Ask the Therapist
Can a BPD Really Love Another Person?
I am deeply in love with my BPD, and she swears she feels the same. But I've been split black and left in the past...I was treated in a way that I'd never treat somebody I love. I worry all the time that I'm just somebody to cling to even though we are engaged and she wants kids with me. Can a BPD really love another person?
Wow...I think this one is more metaphysics than psychology.
In that a BP is human, yes, s/he can feel love. The complication comes in whom or what s/he loves. The love object for a BP is a "projective object", rather than an "integrative object" like it is for the rest of us. What do I mean?...
In terms of our interior life, we experience other people as "objects"...in other words symbols that represent something to us and activate us at the level of the subconscious, personal unconscious or collective unconscious (racial memory) and that's how we get "connected".

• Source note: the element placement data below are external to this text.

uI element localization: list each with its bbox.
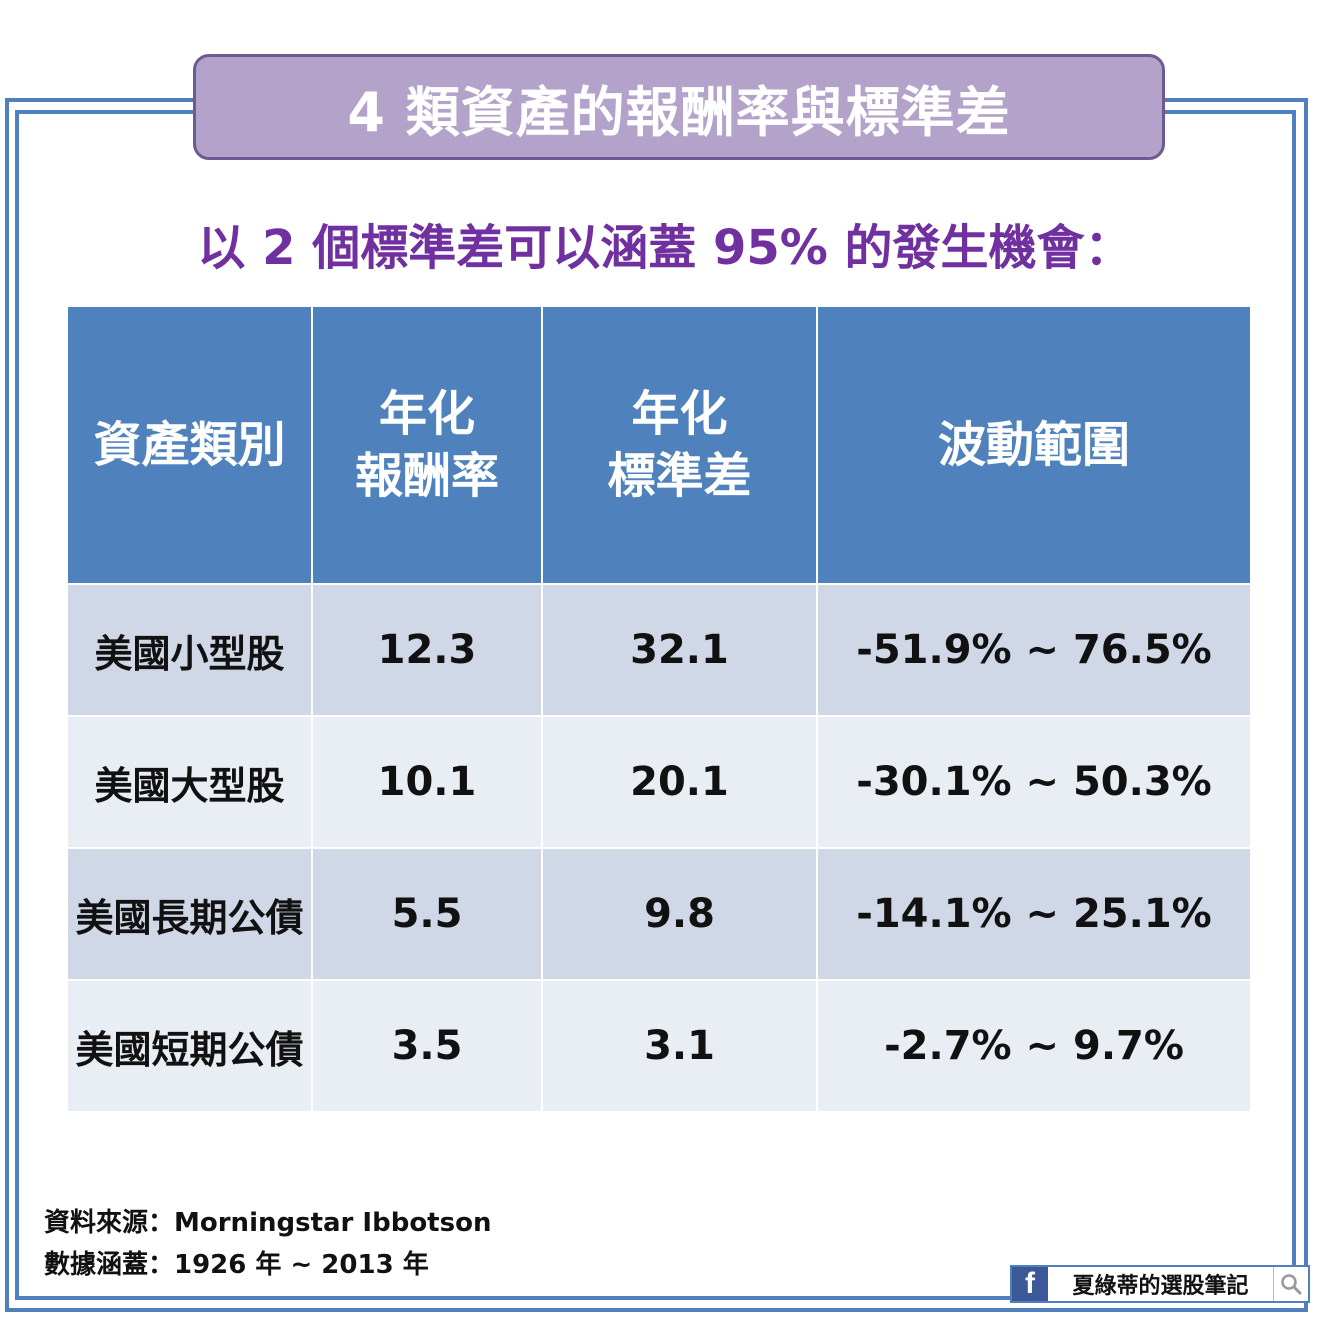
cell-stdev: 9.8 [543,849,818,981]
cell-asset: 美國小型股 [68,585,313,717]
table-row: 美國長期公債 5.5 9.8 -14.1% ~ 25.1% [68,849,1250,981]
search-icon-glyph [1281,1274,1302,1295]
cell-return: 3.5 [313,981,543,1113]
facebook-page-name: 夏綠蒂的選股筆記 [1072,1274,1249,1299]
cell-stdev: 20.1 [543,717,818,849]
cell-asset: 美國大型股 [68,717,313,849]
page-title: 4 類資產的報酬率與標準差 [193,54,1165,160]
header-asset-class: 資產類別 [68,307,313,585]
cell-stdev: 32.1 [543,585,818,717]
header-annual-return-line2: 報酬率 [354,448,499,504]
asset-table: 資產類別 年化 報酬率 年化 標準差 波動範圍 美國小型股 12.3 32.1 … [68,307,1250,1113]
cell-range: -30.1% ~ 50.3% [818,717,1250,849]
cell-return: 12.3 [313,585,543,717]
header-volatility-range: 波動範圍 [818,307,1250,585]
header-annual-stdev: 年化 標準差 [543,307,818,585]
cell-asset: 美國短期公債 [68,981,313,1113]
cell-asset: 美國長期公債 [68,849,313,981]
search-icon[interactable] [1273,1267,1308,1301]
cell-stdev: 3.1 [543,981,818,1113]
header-annual-return-line1: 年化 [378,386,475,442]
cell-range: -2.7% ~ 9.7% [818,981,1250,1113]
source-note: 資料來源：Morningstar Ibbotson [44,1208,492,1238]
cell-return: 5.5 [313,849,543,981]
header-annual-return: 年化 報酬率 [313,307,543,585]
table-header-row: 資產類別 年化 報酬率 年化 標準差 波動範圍 [68,307,1250,585]
header-asset-class-label: 資產類別 [93,417,286,473]
subtitle: 以 2 個標準差可以涵蓋 95% 的發生機會： [197,220,1133,276]
cell-range: -14.1% ~ 25.1% [818,849,1250,981]
header-annual-stdev-line1: 年化 [631,386,728,442]
header-annual-stdev-line2: 標準差 [607,448,752,504]
page-title-text: 4 類資產的報酬率與標準差 [347,80,1011,144]
cell-return: 10.1 [313,717,543,849]
cell-range: -51.9% ~ 76.5% [818,585,1250,717]
facebook-icon: f [1012,1267,1048,1301]
table-row: 美國小型股 12.3 32.1 -51.9% ~ 76.5% [68,585,1250,717]
coverage-note: 數據涵蓋：1926 年 ~ 2013 年 [44,1250,429,1280]
facebook-page-badge[interactable]: f 夏綠蒂的選股筆記 [1010,1265,1310,1303]
table-row: 美國短期公債 3.5 3.1 -2.7% ~ 9.7% [68,981,1250,1113]
table-row: 美國大型股 10.1 20.1 -30.1% ~ 50.3% [68,717,1250,849]
header-volatility-range-label: 波動範圍 [937,417,1130,473]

Doing away with our more romantic notions, love is a mutual "integration" of various dimensions of mutually "exclusive" personalities (i.e., "one and one don't make two, they make one" -- Pete Townsend & The Who). So, two people meet, all of this crazy invisible psycho-energetic stuff happens, they "click" and they fall in love...the thing is that you don't love the invisible stuff, you love the person, the ego, the persona, that is in front of you.

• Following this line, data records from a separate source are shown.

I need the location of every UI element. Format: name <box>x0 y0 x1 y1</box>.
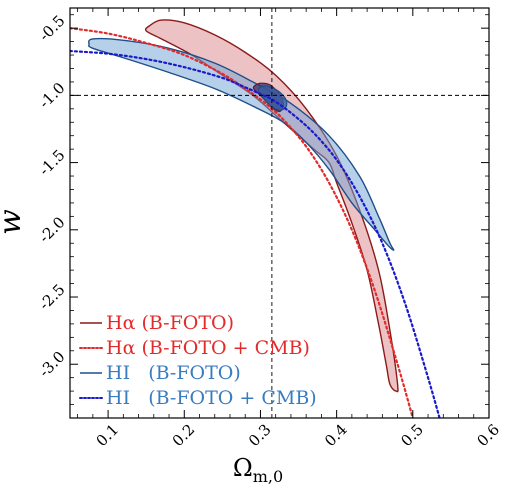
x-axis-title-main: Ω <box>233 454 253 482</box>
y-tick-label: -2.5 <box>35 280 68 313</box>
legend-label-3: HI (B-FOTO + CMB) <box>106 387 317 409</box>
y-tick-label: -3.0 <box>35 348 68 381</box>
contour-hi <box>88 37 395 251</box>
legend-label-1: Hα (B-FOTO + CMB) <box>106 337 310 359</box>
x-axis-title-subscript: m,0 <box>253 467 283 486</box>
x-tick-label: 0.6 <box>473 420 503 450</box>
y-tick-label: -1.5 <box>35 146 68 179</box>
x-tick-label: 0.5 <box>397 420 427 450</box>
axes-frame <box>69 7 490 419</box>
y-tick-label: -0.5 <box>35 12 68 45</box>
x-tick-label: 0.3 <box>245 420 275 450</box>
x-axis-title: Ωm,0 <box>233 454 283 486</box>
y-axis-title: w <box>0 209 28 235</box>
x-tick-label: 0.2 <box>169 420 199 450</box>
axis-titles: w Ωm,0 <box>0 209 283 486</box>
x-tick-label: 0.4 <box>321 420 351 450</box>
legend-label-0: Hα (B-FOTO) <box>106 312 234 334</box>
legend: Hα (B-FOTO) Hα (B-FOTO + CMB) HI (B-FOTO) H… <box>79 312 317 409</box>
x-tick-label: 0.1 <box>93 420 123 450</box>
y-tick-label: -2.0 <box>35 213 68 246</box>
reference-lines <box>70 8 489 418</box>
y-tick-label: -1.0 <box>35 79 68 112</box>
legend-label-2: HI (B-FOTO) <box>106 362 241 384</box>
cmb-line-hi <box>70 49 441 418</box>
plot-frame <box>69 7 490 419</box>
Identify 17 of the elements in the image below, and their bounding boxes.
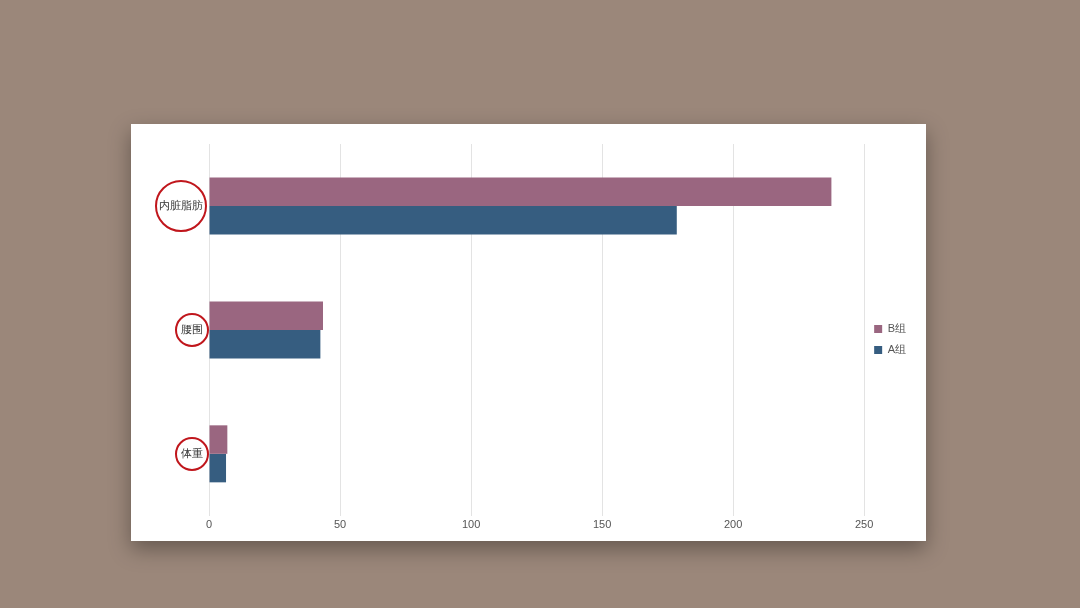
x-tick-label: 50: [333, 518, 347, 531]
x-tick-label: 150: [592, 518, 612, 531]
y-tick-label: 腰围: [181, 322, 203, 335]
bar: [209, 205, 677, 235]
bar: [209, 453, 227, 483]
x-tick-label: 250: [854, 518, 874, 531]
x-tick-label: 0: [205, 518, 213, 531]
bar: [209, 177, 832, 206]
x-tick-label: 200: [723, 518, 743, 531]
legend-label: A组: [887, 343, 907, 356]
y-tick-label: 内脏脂肪: [159, 199, 203, 211]
legend-label: B组: [887, 322, 907, 335]
bar: [209, 301, 323, 330]
x-tick-label: 100: [461, 518, 481, 531]
bar: [209, 425, 228, 454]
bar: [209, 329, 321, 359]
y-tick-label: 体重: [181, 446, 203, 459]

The BP gets stuck at the object level and never really sees the person whom they "love". They see the object, they project the object and that's how you got "black split" and I will bet you a bright shiny new dollar that you didn't even see it coming. That's because it has very little to do with you. The object of your girlfriend's abandonment-pain-loss-shame-rejection-unworthiness-etc. got projected on to you and you got pulled off the pedestal.
So, the real question is not can the BP feel love, but, rather, can they feel love consistently. I would have to say, not likely.